De musculus occipitofrontalis[2] of fronsspier is een spier die boven op de schedel ligt.[3] De musculus occipitofrontalis bestaat uit twee delen,[2] namelijk de venter frontalis en de venter occiptalis. De venter frontalis zit vast aan de huid van de wenkbrauwen en van de neusrug[4] en is onderdeel van een gezamenlijk spiervlechtwerk met de musculi procerus, corrugator supercilii, depressor supercilii et orbicularis oculi.[3] De aanhechting van de venter frontalis is de galea aponeurotica,[3] een stevige bindweefsellaag op het midden van het schedeldak.[4] De venter occipitalis kent zijn oorsprong bij de linea nuchalis suprema op het achterhoofdsbeen.[3] De twee delen van de spier trekken de schedel respectievelijk naar voren en naar achteren en bewegen zo de hoofdhuid.[3] Als alleen de venter frontalis wordt aangespannen ontstaan er dwarse plooien in de huid van het voorhoofd, het zogenaamde fronsen.[4] Deze spier wordt overeenkomstig ook de fronsspier[1] genoemd. De musculus occipitofrontalis wordt geïnnerveerd door de nervus facialis.[3]
Literatuurverwijzingen
- ↑ a b Boon, T. den & Geeraerts, D. (Red.) (2005). Van Dale Groot woordenboek van de Nederlandse Taal (14e editie). Utrecht/Antwerpen: Van Dale Lexicografie BV.

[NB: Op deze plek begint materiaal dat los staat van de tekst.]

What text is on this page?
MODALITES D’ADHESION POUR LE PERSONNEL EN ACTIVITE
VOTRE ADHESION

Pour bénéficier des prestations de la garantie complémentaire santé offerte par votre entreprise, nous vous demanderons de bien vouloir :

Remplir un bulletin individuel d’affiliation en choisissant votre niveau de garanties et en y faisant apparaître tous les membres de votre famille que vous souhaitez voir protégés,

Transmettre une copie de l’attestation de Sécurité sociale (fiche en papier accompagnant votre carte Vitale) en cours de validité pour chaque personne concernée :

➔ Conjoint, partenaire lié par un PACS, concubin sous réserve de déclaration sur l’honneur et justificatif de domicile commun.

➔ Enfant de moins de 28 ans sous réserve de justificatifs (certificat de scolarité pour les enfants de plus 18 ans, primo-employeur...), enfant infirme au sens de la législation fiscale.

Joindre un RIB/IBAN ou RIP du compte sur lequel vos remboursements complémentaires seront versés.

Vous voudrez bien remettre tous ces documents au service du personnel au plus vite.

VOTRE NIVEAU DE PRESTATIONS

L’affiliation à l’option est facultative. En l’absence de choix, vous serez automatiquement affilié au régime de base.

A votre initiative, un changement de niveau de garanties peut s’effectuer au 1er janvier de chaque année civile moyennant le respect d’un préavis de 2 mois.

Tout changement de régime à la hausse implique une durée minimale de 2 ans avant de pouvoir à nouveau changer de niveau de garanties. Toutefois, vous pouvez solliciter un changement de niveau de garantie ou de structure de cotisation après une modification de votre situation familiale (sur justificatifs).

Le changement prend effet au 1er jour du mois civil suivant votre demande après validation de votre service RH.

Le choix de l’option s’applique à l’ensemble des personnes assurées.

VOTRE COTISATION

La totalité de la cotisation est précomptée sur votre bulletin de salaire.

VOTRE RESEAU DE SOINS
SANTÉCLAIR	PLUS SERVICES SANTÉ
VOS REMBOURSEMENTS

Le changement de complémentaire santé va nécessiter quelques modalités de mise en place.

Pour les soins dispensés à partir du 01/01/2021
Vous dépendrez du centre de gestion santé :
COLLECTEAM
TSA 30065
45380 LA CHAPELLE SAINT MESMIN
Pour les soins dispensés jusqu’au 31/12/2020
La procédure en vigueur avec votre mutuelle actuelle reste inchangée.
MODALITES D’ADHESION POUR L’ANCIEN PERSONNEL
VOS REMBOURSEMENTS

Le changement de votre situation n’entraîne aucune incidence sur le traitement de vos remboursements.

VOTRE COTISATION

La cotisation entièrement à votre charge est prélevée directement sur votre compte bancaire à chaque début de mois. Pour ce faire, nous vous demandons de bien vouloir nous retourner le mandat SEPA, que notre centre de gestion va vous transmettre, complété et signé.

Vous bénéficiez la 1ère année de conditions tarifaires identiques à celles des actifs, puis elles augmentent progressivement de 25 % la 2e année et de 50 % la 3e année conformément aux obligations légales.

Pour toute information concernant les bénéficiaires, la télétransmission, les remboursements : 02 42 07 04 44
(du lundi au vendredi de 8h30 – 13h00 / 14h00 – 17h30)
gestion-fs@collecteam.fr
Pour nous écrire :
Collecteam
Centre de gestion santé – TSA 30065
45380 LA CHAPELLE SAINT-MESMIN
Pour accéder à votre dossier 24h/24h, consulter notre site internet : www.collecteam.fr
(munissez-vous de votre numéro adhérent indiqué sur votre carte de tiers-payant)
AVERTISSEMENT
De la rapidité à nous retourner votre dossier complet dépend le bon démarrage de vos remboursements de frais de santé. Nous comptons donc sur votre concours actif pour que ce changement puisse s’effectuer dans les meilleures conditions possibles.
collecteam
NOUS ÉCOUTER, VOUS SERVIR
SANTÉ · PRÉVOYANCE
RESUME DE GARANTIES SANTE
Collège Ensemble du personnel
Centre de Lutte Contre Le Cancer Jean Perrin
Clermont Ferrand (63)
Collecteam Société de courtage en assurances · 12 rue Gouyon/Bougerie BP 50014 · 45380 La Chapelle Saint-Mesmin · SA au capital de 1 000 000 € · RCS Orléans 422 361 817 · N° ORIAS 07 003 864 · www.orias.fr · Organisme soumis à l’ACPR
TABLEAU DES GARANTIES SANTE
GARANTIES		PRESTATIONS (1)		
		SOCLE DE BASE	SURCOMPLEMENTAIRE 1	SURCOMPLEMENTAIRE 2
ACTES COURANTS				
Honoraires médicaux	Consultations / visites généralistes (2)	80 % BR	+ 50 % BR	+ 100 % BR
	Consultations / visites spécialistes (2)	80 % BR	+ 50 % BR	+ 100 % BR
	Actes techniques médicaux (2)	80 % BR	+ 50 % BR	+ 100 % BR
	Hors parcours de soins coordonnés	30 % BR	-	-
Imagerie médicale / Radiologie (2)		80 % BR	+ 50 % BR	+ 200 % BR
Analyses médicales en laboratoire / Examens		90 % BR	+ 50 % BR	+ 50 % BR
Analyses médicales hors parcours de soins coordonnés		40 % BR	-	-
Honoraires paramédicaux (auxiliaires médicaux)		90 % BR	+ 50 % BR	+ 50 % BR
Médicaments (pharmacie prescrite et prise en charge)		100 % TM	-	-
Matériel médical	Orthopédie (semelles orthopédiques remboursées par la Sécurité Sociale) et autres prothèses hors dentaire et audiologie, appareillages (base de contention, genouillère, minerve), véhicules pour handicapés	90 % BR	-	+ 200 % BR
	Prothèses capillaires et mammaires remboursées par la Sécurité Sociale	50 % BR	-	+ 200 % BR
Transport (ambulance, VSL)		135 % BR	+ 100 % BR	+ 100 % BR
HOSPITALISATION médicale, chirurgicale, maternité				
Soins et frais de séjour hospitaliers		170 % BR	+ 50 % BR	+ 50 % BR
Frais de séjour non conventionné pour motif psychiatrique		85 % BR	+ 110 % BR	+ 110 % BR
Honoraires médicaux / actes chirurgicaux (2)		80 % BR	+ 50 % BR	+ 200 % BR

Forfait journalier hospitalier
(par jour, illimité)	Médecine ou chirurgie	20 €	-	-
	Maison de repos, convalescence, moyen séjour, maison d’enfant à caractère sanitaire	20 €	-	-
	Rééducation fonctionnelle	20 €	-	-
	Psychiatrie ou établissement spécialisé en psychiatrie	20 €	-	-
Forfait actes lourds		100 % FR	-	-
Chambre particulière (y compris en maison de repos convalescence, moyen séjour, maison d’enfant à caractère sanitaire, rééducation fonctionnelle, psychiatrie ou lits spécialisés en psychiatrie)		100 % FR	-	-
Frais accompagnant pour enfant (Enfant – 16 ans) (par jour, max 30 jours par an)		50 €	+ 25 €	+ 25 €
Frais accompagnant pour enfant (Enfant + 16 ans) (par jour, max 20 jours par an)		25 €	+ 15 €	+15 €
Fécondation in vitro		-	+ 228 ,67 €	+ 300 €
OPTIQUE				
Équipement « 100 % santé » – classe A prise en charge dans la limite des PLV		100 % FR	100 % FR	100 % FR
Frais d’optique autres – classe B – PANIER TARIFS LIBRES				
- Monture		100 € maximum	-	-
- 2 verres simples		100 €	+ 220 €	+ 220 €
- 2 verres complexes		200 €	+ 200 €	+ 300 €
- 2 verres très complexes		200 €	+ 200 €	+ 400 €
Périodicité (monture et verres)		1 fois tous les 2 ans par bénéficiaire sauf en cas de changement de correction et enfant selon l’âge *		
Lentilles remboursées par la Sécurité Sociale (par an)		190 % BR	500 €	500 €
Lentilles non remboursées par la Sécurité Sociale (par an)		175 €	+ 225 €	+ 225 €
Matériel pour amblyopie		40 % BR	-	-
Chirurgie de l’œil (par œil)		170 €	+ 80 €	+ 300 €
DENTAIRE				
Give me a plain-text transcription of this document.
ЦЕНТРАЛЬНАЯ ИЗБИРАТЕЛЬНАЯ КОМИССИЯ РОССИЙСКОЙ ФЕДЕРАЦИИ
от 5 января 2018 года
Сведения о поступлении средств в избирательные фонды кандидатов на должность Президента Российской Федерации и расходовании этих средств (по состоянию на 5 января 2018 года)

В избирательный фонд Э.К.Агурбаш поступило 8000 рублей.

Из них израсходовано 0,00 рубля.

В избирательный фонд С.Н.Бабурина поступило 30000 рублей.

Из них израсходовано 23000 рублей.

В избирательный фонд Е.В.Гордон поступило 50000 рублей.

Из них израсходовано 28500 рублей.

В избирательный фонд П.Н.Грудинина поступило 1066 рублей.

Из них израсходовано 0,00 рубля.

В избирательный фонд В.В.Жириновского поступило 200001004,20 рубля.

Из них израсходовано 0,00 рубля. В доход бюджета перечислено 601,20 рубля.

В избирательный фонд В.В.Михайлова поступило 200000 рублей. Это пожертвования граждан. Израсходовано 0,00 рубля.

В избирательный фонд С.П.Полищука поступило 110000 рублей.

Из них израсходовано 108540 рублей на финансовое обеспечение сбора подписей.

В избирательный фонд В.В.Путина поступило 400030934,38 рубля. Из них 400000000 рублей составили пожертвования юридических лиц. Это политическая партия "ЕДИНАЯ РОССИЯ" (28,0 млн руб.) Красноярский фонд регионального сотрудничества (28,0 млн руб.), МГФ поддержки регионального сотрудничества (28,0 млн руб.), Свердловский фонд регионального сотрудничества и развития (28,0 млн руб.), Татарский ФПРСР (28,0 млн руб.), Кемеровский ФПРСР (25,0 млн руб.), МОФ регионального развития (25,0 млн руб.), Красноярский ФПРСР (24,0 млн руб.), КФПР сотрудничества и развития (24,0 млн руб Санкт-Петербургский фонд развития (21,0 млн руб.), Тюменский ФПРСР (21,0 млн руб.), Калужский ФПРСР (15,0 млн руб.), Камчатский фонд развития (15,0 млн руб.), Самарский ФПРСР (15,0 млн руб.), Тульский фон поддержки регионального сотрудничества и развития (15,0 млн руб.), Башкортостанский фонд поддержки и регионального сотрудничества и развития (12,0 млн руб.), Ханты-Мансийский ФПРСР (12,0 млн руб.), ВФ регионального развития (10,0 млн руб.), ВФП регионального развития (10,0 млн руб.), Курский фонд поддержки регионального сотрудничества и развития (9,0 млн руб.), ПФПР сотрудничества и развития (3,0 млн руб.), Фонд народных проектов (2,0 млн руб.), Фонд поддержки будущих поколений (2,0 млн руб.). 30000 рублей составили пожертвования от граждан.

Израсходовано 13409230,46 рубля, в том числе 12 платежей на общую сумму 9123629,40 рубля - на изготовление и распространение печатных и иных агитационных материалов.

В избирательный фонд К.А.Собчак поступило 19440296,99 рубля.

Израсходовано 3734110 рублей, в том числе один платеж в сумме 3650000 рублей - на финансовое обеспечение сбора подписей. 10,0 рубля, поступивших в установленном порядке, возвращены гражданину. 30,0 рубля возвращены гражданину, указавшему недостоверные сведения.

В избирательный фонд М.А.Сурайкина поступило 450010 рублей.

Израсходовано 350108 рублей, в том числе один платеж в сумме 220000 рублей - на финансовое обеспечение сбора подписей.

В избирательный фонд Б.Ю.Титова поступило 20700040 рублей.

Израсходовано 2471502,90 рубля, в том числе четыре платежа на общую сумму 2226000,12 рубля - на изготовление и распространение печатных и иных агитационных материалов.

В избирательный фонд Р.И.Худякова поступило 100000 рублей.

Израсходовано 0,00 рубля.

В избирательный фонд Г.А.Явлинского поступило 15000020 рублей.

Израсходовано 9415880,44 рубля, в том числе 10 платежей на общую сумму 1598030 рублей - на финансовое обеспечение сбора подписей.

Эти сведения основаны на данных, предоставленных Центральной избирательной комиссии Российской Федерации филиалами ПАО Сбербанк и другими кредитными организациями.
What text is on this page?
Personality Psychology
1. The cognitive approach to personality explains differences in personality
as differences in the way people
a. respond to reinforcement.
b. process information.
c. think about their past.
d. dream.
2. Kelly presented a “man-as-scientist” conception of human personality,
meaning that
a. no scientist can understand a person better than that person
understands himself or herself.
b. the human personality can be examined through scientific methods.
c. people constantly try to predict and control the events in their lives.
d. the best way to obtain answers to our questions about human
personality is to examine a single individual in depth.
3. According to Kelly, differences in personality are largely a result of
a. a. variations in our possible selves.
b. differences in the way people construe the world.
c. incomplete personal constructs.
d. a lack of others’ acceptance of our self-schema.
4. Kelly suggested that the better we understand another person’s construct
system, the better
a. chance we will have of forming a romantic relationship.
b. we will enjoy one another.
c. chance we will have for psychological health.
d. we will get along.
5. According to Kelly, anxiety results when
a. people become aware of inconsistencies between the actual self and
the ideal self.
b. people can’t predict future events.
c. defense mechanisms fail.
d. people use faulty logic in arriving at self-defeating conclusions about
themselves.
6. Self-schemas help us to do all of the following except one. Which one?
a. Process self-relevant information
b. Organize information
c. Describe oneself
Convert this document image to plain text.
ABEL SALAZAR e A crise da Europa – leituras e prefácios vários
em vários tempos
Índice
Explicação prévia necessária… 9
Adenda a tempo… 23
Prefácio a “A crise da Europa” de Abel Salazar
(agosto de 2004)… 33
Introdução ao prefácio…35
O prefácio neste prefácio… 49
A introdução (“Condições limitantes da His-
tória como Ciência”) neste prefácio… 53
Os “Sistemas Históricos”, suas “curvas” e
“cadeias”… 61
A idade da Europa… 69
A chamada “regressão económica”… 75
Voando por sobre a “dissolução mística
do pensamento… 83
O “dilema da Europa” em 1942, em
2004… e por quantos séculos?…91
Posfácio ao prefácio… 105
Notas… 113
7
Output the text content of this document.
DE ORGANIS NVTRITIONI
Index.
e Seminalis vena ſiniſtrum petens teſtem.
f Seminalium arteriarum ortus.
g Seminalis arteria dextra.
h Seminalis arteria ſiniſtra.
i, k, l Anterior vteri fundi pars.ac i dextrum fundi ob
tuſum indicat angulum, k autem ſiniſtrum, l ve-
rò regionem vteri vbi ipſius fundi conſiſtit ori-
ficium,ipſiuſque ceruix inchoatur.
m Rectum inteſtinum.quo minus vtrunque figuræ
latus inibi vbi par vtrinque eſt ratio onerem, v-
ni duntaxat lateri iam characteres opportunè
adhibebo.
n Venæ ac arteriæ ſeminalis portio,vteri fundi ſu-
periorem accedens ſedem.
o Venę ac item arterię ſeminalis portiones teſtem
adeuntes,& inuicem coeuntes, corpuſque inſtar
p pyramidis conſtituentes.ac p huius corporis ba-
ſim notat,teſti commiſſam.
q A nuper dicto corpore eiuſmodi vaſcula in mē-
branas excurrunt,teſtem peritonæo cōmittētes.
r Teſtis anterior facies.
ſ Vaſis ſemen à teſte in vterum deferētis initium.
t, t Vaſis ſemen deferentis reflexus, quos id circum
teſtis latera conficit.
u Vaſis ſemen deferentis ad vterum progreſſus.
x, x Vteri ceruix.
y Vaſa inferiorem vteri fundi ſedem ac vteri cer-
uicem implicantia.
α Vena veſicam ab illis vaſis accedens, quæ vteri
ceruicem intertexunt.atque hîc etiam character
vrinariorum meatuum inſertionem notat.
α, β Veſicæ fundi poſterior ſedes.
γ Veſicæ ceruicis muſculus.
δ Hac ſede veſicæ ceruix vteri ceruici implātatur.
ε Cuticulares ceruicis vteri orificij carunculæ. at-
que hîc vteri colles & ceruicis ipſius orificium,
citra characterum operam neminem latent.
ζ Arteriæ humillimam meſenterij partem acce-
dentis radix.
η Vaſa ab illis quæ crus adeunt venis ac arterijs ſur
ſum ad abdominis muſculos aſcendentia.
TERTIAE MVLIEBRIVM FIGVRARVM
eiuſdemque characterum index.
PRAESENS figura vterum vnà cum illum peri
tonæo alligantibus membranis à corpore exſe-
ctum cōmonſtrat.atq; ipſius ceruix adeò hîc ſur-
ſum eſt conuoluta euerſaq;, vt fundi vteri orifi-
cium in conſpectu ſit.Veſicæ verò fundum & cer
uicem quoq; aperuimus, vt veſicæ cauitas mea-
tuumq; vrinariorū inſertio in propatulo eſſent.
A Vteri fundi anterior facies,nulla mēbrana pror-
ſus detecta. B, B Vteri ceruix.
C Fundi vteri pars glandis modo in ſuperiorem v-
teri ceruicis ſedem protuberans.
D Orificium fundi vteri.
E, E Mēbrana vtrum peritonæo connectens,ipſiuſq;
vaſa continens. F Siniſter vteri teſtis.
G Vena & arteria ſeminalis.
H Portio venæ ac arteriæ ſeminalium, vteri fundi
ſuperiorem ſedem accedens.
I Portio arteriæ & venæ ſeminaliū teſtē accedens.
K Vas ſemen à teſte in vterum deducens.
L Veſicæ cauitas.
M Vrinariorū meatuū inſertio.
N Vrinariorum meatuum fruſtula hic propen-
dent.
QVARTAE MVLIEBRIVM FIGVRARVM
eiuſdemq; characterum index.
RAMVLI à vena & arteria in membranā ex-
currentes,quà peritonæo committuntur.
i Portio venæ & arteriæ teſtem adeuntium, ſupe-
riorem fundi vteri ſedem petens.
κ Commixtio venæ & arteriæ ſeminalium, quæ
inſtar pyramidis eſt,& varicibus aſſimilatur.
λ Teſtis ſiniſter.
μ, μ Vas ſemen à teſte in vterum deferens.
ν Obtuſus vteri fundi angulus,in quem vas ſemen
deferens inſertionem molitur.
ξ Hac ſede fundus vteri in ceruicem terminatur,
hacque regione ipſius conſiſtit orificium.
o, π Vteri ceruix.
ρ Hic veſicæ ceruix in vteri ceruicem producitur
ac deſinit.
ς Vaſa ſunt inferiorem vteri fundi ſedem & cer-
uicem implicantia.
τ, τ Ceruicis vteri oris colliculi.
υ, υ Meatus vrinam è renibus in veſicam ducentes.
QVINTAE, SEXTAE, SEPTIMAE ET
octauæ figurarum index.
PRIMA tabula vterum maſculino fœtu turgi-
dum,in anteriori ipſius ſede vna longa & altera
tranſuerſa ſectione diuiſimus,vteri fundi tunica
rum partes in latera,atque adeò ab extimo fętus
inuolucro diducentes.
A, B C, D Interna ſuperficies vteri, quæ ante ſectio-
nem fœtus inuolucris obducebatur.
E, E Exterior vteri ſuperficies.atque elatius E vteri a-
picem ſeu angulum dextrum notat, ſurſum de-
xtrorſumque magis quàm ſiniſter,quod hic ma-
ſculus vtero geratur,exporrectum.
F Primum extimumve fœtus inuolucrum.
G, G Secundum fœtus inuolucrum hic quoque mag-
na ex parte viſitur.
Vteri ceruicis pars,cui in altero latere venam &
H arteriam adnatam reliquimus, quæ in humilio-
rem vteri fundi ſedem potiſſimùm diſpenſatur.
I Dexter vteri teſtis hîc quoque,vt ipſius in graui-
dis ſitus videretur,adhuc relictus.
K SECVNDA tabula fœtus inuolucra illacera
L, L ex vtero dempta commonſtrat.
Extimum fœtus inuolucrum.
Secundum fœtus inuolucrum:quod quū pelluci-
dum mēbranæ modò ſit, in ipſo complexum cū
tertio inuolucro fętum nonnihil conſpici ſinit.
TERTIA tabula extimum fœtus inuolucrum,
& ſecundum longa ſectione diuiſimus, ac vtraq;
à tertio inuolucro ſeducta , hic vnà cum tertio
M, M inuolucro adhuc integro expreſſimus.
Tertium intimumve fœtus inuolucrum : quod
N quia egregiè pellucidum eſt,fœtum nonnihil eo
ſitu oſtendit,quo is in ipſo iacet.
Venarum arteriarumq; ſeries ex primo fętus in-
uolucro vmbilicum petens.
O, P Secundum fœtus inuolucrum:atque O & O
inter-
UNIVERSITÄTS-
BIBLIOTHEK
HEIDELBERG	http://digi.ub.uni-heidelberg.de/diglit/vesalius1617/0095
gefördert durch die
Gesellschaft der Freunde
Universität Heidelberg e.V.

- ↑ a b Federative Committee on Anatomical Terminology (1998). Terminologia Anatomica. Stuttgart: Thieme
- ↑ a b c d e f Putz, R. & Pabst, R. (Red.) (2000). Sobotta. Atlas van de menselijke anatomie. Deel 1. Hoofd, hals, bovenste extremiteit. (2de druk). Houten/Diegem: Bohn Stafleu Van Loghum.
- ↑ a b c Donkelaar, H.J. ten, Lohman, A.H.M., Broek, P. van den, Zaal, M.J.W., Keyser, A en Thijsen, H.O.M. (1997). Hoofd en hals. In A.H.M. Lohman en H.J. ten Donkelaar (Red.) Klinische anatomie en embryologie. (pp. 479-659) Utrecht: Wetenschappelijke Uitgeverij Bunge.